L'Ambassadeur de Suisse en Côte d'Ivoire a réagi en déplorant ces actes abjects et a demandé au Gouvernement ivoirien d'identifier et de punir les coupables. Nous attendons encore la réaction de l'Ambassadeur de France en Côte d'Ivoire.

N'oublions pas que la Licorne qui est l'armée française positionnée en Côte d'Ivoire fait partie de l'ONUCI. C'est quand même paradoxal que l'armée française qui a bombardé à deux reprises la Côte d'Ivoire (2004, 2011) soit une composante de l'ONUCI qui a pour mandat la protection des civils ivoiriens. Vivement des pilules contre la schizophrénie.

Aujourd'hui, aucun responsable de ces massacres n'a été ni arrêté, ni jugé par la justice ivoirienne. Les coupables courent toujours et continuent leurs exactions.

Monsieur Fabius a déclaré, lors de la passation de service avec Monsieur Alain Juppé, qu'en France les hommes changent mais les intérêts restent. La France était informée de tous ces massacres donc Monsieur Fabius aussi.

En traitant à l’ONU le Nord Mali n’oubliez pas l’ouest de la Côte d’Ivoire. Si vous ne le faites pas, demain, ne venez pas dire à l’assemblée Nationale Française que vous n’étiez pas au courant comme dans le cas du sang contaminé car je vous informe par cette lettre ouverte.

Je vous informe aussi que les armes qui atterrissent au Nord du Mali comme à l’Ouest de la Côte d’Ivoire transitent par le BURKINA FASO et que ces armes sont achetées en Occident parce que le BURKINA n’a pas encore d’usine de fabrication d’armes. Je sais aussi que dans ces temps de vache maigre en Europe et de manque de compétitivité de l’économie française sur les produits classiques, la vente des armes est un marché sûr et prospère. Je sais aussi que les pays n’ont pas d’amis et que les hommes changent mais les intérêts restent. Vos intérêts vous commandent de continuer à vous taire, mais soyez rassuré, les auteurs, coauteurs directs et indirects de quelques pays que ce soit ne manqueront pas le jugement des fils dignes d’Afrique.

  • TORTURES ET BRIMADES

Plusieurs journaux ivoiriens ont fait état des camps à Yopougon et au PK17 route de Dabou des quartiers de la banlieue d'Abidjan dans lesquels des jeunes civils et militaires supposés pro-Gbagbo sont emprisonnés et torturés. Ces jeunes gens ont eu simplement cette infortune d'habiter le mauvais quartier et d'appartenir à la mauvaise ethnie. Il faut préciser que la constitution ivoirienne dans son préambule proclame son adhésion aux droits et libertés tels que définis dans la déclaration universelle des droits de l'homme de 1948.

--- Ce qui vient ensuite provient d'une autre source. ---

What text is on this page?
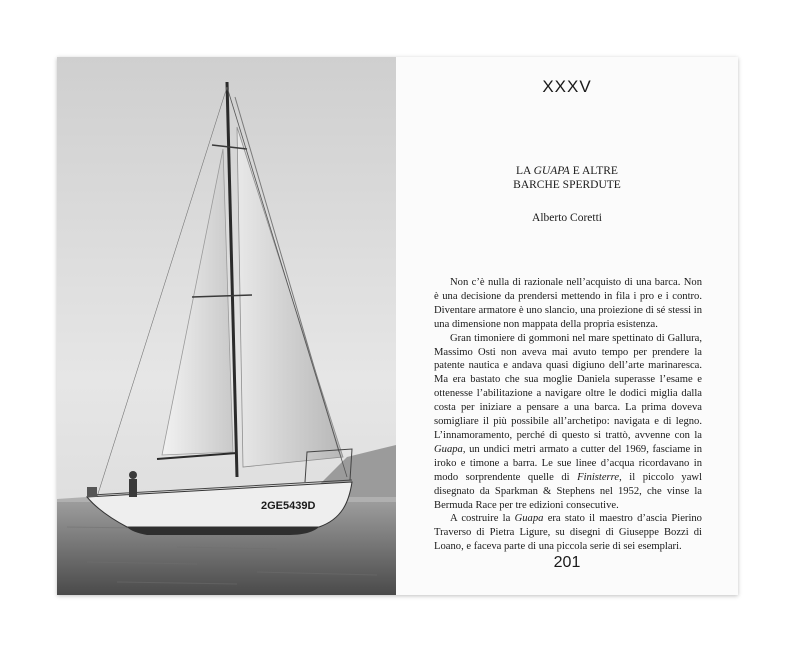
2GE5439D
XXXV
LA GUAPA E ALTRE
BARCHE SPERDUTE
Alberto Coretti

Non c’è nulla di razionale nell’acquisto di una barca. Non è una decisione da prendersi mettendo in fila i pro e i contro. Diventare armatore è uno slancio, una proiezione di sé stessi in una dimensione non mappata della propria esistenza.

Gran timoniere di gommoni nel mare spettinato di Gallura, Massimo Osti non aveva mai avuto tempo per prendere la patente nautica e andava quasi digiuno dell’arte marinaresca. Ma era bastato che sua moglie Daniela superasse l’esame e ottenesse l’abilitazione a navigare oltre le dodici miglia dalla costa per iniziare a pensare a una barca. La prima doveva somigliare il più possibile all’archetipo: navigata e di legno. L’innamoramento, perché di questo si trattò, avvenne con la Guapa, un undici metri armato a cutter del 1969, fasciame in iroko e timone a barra. Le sue linee d’acqua ricordavano in modo sorprendente quelle di Finisterre, il piccolo yawl disegnato da Sparkman & Stephens nel 1952, che vinse la Bermuda Race per tre edizioni consecutive.

A costruire la Guapa era stato il maestro d’ascia Pierino Traverso di Pietra Ligure, su disegni di Giuseppe Bozzi di Loano, e faceva parte di una piccola serie di sei esemplari.

201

Mais, depuis que la France et l'ONU ont imposé Monsieur Alassane Ouattara à la tête de l'État de Côte d'Ivoire, son armée, les FRCI procèdent à l'enlèvement des jeunes civils. Certains d'entre eux sont libérés moyennant rançon.

Le silence assourdissant de l'Ambassadeur de France en Côte d'Ivoire fait froid dans le dos. La France est informée donc Monsieur Fabius le sait mais les hommes changent, les intérêts restent.

  • EMPRISONNEMENT ARBITRAIRE DES MEMBRES DE L'OPPOSITION

Décapiter l'opposition reste le leitmotiv de Monsieur Ouattara. Au lendemain de l'arrestation du Président Gbagbo, la plupart de ses ministres et de ses partisans ont été arrêtés et jetés en prison dans le Nord de la Côte d'Ivoire et à Abidjan. Après plusieurs mois d'emprisonnement, ils ont enfin entendu leurs chefs d'inculpation qui varient entre génocide, crimes de sang, atteinte à la sécurité nationale, crimes économiques et détournement de fonds publics. Le dernier à connaître les geôles de la MACA (Maison d'Arrêt et de Correction d'Abidjan) est le Secrétaire général du FPI (Front Populaire Ivoirien), Parti du Président Gbagbo.

Comprenons-nous bien qu'en Côte d'Ivoire s'il y a un génocide l'auteur sera sans aucun doute Monsieur Ouattara dont l'armée est en train d'exterminer la population Wè de l'Ouest de la Côte d'Ivoire.

La France est informée Monsieur Fabius aussi mais les hommes changent, les intérêts restent.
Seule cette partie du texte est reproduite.